In case anyone stumbles on this, I have resolved my problem by manually migrating all of my services across nodes. Here is the full story from my internal documentation:


After trying to link Proxmox nodes eden and zion into a cluster, due to a ZFS misconfiguration (traces of removed zpool, tfast), changing the hostname, and network dependency issues where Proxmox needs a network in order to boot but needs to boot in order to network, eden node was left inoperable with all VM/LXC configurations moved into a database and unusable without the cluster service. Although I tried to simply revert back to the local storage model and remove all traces of the cluster, this ultimately tainted the install beyond reasonable repair.
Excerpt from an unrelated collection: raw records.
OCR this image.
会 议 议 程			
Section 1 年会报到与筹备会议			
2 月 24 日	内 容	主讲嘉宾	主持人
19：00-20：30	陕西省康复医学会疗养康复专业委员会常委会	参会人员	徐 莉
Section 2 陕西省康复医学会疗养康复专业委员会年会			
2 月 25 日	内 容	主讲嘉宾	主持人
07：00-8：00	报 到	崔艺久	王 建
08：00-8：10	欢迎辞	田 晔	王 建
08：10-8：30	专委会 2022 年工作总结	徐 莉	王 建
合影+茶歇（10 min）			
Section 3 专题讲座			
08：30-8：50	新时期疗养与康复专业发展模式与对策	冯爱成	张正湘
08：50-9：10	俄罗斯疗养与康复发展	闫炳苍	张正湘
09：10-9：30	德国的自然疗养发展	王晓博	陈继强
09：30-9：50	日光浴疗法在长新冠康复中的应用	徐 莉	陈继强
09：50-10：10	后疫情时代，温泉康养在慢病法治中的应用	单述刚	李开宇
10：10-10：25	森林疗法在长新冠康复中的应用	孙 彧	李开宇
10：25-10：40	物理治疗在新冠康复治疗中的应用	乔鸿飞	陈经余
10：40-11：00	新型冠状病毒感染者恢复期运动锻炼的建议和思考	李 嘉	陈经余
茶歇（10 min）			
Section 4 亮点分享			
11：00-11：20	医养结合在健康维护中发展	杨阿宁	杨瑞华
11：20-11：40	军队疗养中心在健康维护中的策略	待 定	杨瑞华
I manually extracted each LXC/VM config from the SQLite database file /var/lib/pve/config.db and moved them to the zion host.
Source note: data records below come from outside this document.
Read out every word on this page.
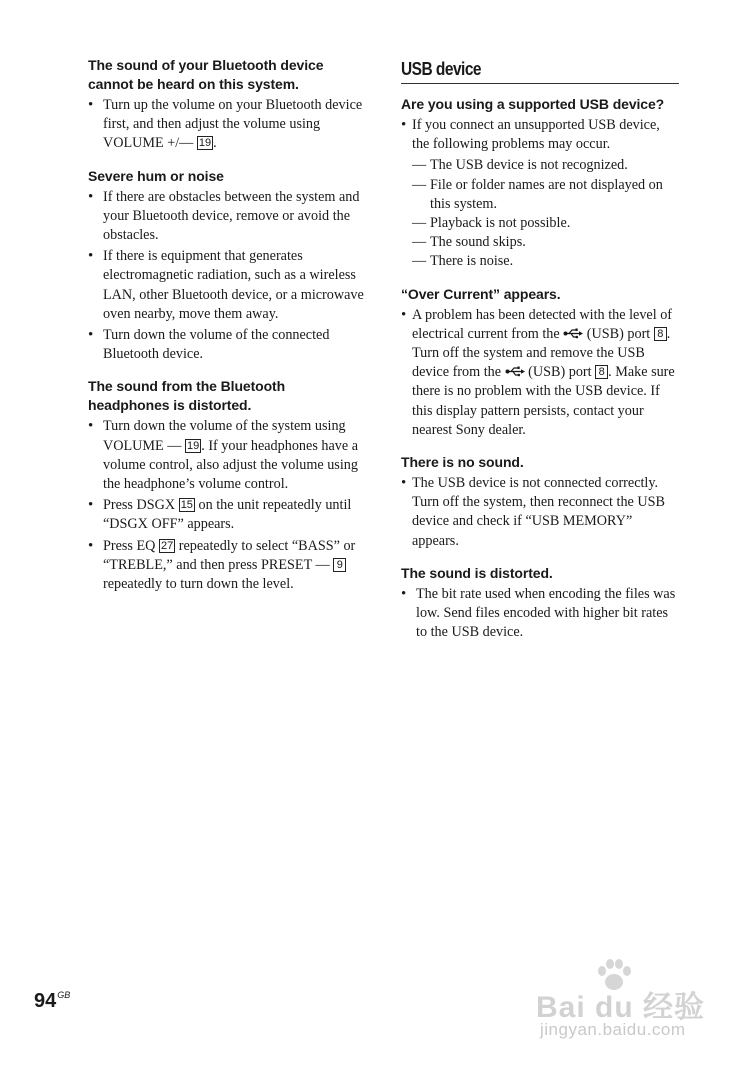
The sound of your Bluetooth device cannot be heard on this system.
• Turn up the volume on your Bluetooth device first, and then adjust the volume using VOLUME +/— 19 .
Severe hum or noise
• If there are obstacles between the system and your Bluetooth device, remove or avoid the obstacles.
• If there is equipment that generates electromagnetic radiation, such as a wireless LAN, other Bluetooth device, or a microwave oven nearby, move them away.
• Turn down the volume of the connected Bluetooth device.
The sound from the Bluetooth headphones is distorted.
• Turn down the volume of the system using VOLUME — 19 . If your headphones have a volume control, also adjust the volume using the headphone’s volume control.
• Press DSGX 15 on the unit repeatedly until “DSGX OFF” appears.
• Press EQ 27 repeatedly to select “BASS” or “TREBLE,” and then press PRESET — 9 repeatedly to turn down the level.
USB device
Are you using a supported USB device?
• If you connect an unsupported USB device, the following problems may occur.
— The USB device is not recognized.
— File or folder names are not displayed on this system.
— Playback is not possible.
— The sound skips.
— There is noise.
“Over Current” appears.
• A problem has been detected with the level of electrical current from the  (USB) port 8 . Turn off the system and remove the USB device from the  (USB) port 8 . Make sure there is no problem with the USB device. If this display pattern persists, contact your nearest Sony dealer.
There is no sound.
• The USB device is not connected correctly. Turn off the system, then reconnect the USB device and check if “USB MEMORY” appears.
The sound is distorted.
• The bit rate used when encoding the files was low. Send files encoded with higher bit rates to the USB device.
$94^{GB}$	Bai du 经验
jingyan.baidu.com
sqlite3 /etc/pve-cluster/config.db

select * from tree;

I went through this information and manually recreated the original config files.

Before completely reinstalling the OS on eden, I needed to back up all VM/LXC data/configurations to the zion node while still maintaining permissions/ownership. Under the ZFS storage model for LXC containers in Proxmox are owned by root and permit ACL access, meaning that any tools I use must maintain ACL data. For transferring between eden and zion, I used rsync

# Run from the broken eden node
sudo rsync -aAX /rpool/data/ root@zion.localdomain:/rpool/data/

After copying my recreated config files to /etc/pve/lxc on the functional node, this allowed me to immediately boot and run all of my containers that did not have bind mount dependencies. ** Note: my two nodes are nearly identical in hardware configuration, but if your second node does not have the same storage IDs as the original, you will have to account for that in your config files. You could do this with a simple sed operation.
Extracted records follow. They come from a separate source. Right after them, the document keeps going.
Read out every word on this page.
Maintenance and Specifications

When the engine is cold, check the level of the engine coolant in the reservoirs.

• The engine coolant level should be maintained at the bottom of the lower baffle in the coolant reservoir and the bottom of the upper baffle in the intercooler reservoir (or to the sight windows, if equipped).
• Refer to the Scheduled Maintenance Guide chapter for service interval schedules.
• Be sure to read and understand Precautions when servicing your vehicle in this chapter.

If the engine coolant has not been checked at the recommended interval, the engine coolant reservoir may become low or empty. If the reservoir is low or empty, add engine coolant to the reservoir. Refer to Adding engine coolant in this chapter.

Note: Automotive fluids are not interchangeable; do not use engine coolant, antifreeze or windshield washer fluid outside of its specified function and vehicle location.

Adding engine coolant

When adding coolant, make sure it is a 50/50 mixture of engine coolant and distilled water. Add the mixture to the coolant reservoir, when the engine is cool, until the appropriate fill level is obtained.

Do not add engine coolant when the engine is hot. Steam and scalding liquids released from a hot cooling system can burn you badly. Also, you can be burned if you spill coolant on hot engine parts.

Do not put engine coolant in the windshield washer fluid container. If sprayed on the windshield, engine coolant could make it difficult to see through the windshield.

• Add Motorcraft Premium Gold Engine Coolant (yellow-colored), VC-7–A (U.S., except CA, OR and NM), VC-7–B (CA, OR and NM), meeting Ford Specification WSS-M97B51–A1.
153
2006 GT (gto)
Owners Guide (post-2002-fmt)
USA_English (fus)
With my LXCs moved over, I moved onto the VMs. This turned out to be a huge hassle; luckily I only had two VMs to migrate, but if you have any more than that it would probably be worthwhile to look for alternative methods to doing this.

The VMs exist as virtual disks on /dev/zpool/vm-ID-disk-1.

I backed up the pfSense VM using dd to image the virtual disk, then restored it by creating an empty volume with the same ID on zion and using dd to copy the image to zion's empty device.

dd if=/dev/rpool/vm-113-disk-1 of=113.img bs=64k
rsync -aAX 113.img root@zion.localdomain:/home/KingOfKats/

Because /dev/zpool/vm-ID-disk-# is actually a symlink to a virtual disk /dev/zd##, first I find the backing virtual disk from the symlink and restore the backup to that.

dd if=113.img of=/dev/zd## bs=64k

After I had all of my services / data moved over, I installed a fresh copy of Proxmox 5.0 on the previously broken node and essentially repeated the process moving back. I definitely won't be trying out any clustering stuff for a while, and when I do I will definitely be more careful about it.